Well, here I am talking about time again (in my comments to Liza's entry). My forthcoming book is about time, so it is an obsession of mine.
In this case, though, I am thinking very practically. Is it necessary to write a novel chronologically, that is--in the order it will appear when it is finished? This is a question I've discussed lately with students.
My answer for that is no. Write the chapters that come to you. Write them in whatever way works for you. I have written chronologically on some books. On others, I've written chapters like a tourist map of a walking tour; the marked stops help direct the internal journey.

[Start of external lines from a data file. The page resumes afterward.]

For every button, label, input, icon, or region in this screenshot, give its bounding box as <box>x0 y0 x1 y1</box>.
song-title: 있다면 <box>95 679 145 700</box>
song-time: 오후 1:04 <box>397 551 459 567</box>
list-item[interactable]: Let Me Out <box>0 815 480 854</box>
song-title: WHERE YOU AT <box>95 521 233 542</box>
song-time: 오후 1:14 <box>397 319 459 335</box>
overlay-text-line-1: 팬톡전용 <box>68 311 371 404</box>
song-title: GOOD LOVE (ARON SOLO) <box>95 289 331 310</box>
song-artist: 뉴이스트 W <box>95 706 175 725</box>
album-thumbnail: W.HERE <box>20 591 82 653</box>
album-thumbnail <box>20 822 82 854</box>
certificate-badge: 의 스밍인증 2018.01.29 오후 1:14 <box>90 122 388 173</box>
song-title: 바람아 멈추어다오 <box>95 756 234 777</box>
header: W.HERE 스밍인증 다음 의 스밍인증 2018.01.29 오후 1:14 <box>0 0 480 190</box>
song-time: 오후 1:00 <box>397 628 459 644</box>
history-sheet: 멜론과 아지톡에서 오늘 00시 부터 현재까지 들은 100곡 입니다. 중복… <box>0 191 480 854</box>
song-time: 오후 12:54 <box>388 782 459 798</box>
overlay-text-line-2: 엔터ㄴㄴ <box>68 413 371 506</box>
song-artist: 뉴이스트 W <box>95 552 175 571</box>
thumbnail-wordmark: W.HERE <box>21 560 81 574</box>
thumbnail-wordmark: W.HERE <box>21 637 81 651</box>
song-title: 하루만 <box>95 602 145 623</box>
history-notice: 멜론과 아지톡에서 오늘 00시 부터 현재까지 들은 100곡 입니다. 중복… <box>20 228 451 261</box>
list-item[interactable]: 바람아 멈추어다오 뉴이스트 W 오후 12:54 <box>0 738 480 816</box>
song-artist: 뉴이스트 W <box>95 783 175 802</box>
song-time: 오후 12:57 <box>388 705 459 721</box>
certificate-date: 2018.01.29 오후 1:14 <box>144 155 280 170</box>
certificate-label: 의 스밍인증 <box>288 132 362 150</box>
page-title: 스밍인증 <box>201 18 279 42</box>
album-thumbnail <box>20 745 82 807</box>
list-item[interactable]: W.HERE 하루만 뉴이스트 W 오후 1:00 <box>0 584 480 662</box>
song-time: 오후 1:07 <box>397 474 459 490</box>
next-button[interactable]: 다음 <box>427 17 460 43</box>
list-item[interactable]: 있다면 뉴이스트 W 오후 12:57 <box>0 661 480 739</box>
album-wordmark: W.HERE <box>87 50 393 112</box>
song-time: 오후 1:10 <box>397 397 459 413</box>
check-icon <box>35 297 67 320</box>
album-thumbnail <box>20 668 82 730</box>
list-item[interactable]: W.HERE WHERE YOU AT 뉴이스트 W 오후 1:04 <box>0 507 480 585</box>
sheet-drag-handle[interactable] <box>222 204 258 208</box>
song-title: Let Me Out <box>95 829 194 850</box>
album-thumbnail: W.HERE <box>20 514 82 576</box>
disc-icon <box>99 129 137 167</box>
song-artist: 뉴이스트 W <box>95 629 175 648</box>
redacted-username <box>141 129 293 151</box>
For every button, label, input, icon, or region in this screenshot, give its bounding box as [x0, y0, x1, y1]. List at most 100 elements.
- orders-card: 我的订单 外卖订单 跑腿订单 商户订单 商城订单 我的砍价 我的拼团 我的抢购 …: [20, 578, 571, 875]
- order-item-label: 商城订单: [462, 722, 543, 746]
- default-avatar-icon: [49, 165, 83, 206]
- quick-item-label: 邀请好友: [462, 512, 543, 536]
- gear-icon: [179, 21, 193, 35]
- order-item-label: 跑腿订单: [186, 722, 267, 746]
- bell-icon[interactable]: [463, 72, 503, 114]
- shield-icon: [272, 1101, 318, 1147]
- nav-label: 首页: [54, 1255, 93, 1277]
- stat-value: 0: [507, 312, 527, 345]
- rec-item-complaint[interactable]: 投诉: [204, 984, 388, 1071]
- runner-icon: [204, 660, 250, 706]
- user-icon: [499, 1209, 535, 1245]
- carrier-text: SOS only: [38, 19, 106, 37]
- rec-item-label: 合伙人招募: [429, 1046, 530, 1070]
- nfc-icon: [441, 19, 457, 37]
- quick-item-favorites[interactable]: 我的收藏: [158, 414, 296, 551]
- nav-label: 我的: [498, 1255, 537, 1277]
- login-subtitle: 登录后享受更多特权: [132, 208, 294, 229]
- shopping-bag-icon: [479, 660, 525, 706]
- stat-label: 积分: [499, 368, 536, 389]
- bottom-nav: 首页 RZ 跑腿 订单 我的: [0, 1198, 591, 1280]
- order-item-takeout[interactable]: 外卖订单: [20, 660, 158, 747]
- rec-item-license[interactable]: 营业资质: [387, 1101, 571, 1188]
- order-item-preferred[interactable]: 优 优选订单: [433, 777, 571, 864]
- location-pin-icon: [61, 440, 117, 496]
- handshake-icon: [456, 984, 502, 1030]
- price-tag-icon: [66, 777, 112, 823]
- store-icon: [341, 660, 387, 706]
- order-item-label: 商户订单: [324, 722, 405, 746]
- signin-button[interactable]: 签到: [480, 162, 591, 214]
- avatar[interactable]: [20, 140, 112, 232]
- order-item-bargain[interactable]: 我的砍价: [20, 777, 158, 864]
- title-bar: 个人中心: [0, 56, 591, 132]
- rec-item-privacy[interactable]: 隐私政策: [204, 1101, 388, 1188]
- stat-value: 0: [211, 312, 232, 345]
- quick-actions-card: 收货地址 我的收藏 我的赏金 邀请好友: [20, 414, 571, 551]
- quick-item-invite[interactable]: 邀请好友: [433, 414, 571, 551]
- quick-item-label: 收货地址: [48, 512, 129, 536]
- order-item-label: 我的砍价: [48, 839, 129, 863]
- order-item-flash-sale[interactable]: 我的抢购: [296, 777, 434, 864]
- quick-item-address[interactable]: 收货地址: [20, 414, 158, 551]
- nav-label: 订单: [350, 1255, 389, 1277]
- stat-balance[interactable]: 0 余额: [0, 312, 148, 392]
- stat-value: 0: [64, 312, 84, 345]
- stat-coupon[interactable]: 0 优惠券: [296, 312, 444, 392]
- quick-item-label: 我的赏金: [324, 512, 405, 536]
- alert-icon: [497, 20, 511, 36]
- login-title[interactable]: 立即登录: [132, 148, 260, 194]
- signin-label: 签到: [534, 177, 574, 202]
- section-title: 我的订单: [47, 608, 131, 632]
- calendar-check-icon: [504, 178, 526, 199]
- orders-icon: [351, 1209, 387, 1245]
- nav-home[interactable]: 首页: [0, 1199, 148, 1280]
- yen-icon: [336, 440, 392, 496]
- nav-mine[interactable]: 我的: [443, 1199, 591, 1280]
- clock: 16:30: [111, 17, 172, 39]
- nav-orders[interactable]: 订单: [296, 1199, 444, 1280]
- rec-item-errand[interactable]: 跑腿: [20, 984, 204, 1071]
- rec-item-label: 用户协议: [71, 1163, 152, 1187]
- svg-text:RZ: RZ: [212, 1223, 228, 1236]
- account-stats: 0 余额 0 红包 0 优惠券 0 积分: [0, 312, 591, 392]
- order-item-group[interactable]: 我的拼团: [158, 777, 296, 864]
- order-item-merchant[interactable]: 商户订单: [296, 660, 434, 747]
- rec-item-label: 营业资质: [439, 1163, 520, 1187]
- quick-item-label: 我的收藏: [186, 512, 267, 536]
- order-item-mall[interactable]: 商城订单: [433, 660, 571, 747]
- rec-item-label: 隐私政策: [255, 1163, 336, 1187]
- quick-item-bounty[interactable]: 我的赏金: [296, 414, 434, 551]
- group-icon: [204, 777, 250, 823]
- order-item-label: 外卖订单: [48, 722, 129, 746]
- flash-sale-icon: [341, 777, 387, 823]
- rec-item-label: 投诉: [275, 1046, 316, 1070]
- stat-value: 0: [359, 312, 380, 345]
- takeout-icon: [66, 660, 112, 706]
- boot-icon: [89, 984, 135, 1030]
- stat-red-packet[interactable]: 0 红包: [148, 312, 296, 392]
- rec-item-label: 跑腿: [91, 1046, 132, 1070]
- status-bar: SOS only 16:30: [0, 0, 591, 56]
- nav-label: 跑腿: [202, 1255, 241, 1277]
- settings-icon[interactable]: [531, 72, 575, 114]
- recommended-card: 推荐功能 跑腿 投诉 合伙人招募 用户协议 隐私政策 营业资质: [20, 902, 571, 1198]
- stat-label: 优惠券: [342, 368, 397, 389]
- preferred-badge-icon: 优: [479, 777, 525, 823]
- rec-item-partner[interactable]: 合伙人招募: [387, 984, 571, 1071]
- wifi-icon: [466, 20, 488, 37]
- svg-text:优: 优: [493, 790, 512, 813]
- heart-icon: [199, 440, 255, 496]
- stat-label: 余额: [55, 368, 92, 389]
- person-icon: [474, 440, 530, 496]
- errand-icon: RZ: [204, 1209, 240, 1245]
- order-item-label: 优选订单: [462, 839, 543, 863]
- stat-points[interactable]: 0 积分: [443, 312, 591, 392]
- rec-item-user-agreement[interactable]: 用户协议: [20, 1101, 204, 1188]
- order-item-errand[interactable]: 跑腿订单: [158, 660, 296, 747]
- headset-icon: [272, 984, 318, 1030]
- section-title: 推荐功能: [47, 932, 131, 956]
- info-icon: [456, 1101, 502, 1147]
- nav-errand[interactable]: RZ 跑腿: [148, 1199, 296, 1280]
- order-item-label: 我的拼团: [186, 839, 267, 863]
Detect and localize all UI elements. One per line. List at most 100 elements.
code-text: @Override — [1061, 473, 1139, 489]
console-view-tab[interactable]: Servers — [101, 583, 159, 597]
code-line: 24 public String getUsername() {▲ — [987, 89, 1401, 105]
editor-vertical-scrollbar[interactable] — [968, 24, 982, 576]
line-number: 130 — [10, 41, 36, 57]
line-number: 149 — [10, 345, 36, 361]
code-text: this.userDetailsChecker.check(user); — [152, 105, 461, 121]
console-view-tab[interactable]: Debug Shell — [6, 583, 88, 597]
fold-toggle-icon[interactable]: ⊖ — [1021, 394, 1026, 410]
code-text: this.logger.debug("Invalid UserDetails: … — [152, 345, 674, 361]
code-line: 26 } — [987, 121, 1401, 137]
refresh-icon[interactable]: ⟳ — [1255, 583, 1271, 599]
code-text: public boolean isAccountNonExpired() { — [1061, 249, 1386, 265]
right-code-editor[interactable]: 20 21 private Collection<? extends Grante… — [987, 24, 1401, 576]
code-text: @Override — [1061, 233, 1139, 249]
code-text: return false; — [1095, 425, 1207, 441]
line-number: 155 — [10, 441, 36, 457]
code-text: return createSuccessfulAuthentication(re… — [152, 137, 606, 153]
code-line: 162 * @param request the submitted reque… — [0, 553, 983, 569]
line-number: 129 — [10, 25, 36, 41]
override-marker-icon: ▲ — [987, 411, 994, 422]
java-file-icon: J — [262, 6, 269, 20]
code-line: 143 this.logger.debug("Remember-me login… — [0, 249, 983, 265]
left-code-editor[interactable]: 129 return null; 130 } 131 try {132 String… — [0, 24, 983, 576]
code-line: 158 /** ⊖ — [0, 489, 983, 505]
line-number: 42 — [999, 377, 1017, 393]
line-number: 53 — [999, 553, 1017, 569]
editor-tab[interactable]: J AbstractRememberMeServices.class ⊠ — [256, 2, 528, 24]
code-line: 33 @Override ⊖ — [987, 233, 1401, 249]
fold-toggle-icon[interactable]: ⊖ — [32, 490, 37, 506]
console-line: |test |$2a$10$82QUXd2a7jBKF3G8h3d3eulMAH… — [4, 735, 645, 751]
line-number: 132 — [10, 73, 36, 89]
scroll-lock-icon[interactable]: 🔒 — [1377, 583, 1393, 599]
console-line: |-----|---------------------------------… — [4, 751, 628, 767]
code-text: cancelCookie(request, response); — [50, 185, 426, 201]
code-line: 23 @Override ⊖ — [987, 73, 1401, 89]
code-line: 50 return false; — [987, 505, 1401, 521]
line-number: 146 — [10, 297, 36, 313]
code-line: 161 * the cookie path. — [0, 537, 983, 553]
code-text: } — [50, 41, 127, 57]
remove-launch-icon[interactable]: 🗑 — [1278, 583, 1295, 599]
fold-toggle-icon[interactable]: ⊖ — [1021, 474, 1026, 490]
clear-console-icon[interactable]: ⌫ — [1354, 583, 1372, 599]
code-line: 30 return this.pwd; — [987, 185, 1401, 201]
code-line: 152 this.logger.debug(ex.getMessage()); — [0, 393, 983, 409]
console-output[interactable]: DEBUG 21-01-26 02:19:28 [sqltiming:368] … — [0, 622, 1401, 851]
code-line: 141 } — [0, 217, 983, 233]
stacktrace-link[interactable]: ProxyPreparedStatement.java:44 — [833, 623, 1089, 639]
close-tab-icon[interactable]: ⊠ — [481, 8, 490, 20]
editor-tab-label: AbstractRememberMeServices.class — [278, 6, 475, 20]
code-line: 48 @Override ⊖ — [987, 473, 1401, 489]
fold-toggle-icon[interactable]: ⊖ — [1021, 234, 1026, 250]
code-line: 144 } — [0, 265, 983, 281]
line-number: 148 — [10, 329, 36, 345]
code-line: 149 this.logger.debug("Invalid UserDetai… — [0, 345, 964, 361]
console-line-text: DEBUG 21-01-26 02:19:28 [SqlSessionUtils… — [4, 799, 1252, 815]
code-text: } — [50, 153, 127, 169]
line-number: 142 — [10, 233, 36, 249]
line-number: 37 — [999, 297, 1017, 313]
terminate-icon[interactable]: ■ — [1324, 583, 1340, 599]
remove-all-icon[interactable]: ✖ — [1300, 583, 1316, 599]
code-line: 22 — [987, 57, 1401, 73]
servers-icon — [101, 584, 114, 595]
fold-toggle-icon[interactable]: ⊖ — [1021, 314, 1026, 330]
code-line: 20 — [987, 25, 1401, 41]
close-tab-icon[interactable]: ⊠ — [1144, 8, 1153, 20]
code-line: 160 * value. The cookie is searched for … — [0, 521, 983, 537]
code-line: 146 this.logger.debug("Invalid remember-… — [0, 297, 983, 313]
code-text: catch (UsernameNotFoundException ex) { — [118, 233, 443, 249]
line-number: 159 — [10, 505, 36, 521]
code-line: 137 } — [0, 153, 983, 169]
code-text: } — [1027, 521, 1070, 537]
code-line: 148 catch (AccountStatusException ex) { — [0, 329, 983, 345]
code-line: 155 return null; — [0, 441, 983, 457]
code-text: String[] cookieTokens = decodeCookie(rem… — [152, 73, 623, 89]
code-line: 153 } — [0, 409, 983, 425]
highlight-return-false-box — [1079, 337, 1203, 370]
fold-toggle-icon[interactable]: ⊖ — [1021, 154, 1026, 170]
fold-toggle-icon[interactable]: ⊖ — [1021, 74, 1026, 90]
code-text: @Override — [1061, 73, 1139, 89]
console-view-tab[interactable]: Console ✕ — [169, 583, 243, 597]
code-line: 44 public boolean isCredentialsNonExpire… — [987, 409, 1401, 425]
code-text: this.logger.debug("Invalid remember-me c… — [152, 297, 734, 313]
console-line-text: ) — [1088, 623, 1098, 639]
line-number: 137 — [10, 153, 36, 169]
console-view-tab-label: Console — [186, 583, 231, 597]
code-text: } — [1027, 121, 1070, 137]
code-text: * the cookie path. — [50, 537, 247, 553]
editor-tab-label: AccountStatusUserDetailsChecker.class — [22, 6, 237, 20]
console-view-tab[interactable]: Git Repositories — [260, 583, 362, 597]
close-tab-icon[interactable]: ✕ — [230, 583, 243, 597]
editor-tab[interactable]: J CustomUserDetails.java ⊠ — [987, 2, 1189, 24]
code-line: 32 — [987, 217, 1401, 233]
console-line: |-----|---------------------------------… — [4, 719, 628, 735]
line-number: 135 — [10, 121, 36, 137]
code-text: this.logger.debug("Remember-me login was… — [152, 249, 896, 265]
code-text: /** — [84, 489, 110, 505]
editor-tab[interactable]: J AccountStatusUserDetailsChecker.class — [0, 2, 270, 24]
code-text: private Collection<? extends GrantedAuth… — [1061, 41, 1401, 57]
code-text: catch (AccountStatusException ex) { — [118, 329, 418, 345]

Specifically, on Hiroshima Dreams, I wrote the first two chapters, the middle chapter, and the last chapter at one sitting, and sold the book with that material. Writing the rest of the book was extremely difficult, but no doubt I was helped by my map. I've written beginning and ending chapters first on at least half of my books, then sometimes worked forward and backward as a way to trick myself into reaching that difficult middle territory.
The idea, as always, is to find your process. If you are stalled where you are, it's often helpful to write a later chapter, or maybe even chapters that you might toss. Never restrict yourself, or impose rules on "how things must be done." Within some structures, such as episodic you can shuffle and reorder chapters.
Find your way. Inspiration is precious. Grab it when it comes.